Facciamo amicizia e ci raccontiamo a vicenda le nostre esperienze lavorative e non solo. La mia deformazione professionale e la mia curiosità mi porta a farle la fatidica domanda: “Come siete arrivati a quest’agriturismo?” “Cosa vi ha spinto a sceglierlo?”

“Semplice!”, mi risponde lei con tanta leggerezza: “con un metodo rapido! Io non ho tempo con due figlie, un marito, un lavoro a tempo pieno e la casa da mandare avanti di mettermi lì la sera a confrontare o a leggere il perché scegliere una struttura invece di un’altra”. Prosegue e mi spiega: “io scelgo la meta, poi anche mentre sono in ufficio durante la pausa pranzo o in attesa delle mie figlie a lezione di nuoto, apro Google Maps, inserisco la località prescelta e dò invio: a quel punto una volta che ho selezionato dal menù a tendina solo strutture ricettive, chiudo gli occhi e punto il dito a caso!”

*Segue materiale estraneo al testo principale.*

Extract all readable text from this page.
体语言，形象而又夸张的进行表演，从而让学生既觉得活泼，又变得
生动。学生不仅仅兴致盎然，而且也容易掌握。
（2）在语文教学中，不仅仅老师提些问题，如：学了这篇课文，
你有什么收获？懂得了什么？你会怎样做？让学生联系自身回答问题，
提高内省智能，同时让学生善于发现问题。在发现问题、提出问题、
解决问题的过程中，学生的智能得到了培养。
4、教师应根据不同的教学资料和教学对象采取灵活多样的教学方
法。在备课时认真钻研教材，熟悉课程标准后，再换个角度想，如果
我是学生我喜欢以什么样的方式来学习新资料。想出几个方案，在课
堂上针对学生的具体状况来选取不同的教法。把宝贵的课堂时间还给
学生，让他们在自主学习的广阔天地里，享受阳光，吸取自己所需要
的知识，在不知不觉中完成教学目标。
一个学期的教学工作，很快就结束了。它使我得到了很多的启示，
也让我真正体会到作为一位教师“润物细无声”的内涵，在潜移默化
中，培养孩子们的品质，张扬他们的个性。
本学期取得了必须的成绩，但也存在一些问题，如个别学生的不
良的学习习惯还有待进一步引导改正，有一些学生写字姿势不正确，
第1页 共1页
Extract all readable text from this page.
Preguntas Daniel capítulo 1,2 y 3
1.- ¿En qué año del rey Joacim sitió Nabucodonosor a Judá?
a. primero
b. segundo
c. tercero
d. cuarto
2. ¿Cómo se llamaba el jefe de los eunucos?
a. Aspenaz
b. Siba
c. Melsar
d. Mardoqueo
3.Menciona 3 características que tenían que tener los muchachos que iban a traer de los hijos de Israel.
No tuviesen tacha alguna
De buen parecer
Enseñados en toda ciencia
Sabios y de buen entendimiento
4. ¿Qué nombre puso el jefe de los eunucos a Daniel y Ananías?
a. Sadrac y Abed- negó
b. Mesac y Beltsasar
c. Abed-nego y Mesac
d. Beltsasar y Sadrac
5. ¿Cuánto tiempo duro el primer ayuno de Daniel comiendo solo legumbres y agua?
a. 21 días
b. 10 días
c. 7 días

Ora, chiudeteli voi gli occhi, provate ad immaginare la mia espressione sul volto! … Ed io che investo ore ed ore del mio tempo a studiare strategie su strategie…

Continuo a parlare con lei e approfondisco meglio, vengono fuori nuovi dettagli che mi hanno fatto capire che la sua scelta non sembra sia stata dettata dal caso come vuole farmi credere, qualcosa deve pur aver influenzato la sua decisione!

Se la mia amica non avesse investito per esempio sulla geo localizzazione o sui motori di ricerca per essere tra i primi posti dei risultati di Google forse il caso avrebbe voluto diversamente.

Quindi se vi trovate anche voi a volte davanti a casi limite, non scoraggiatevi e ricordatevi che Il caso non esiste!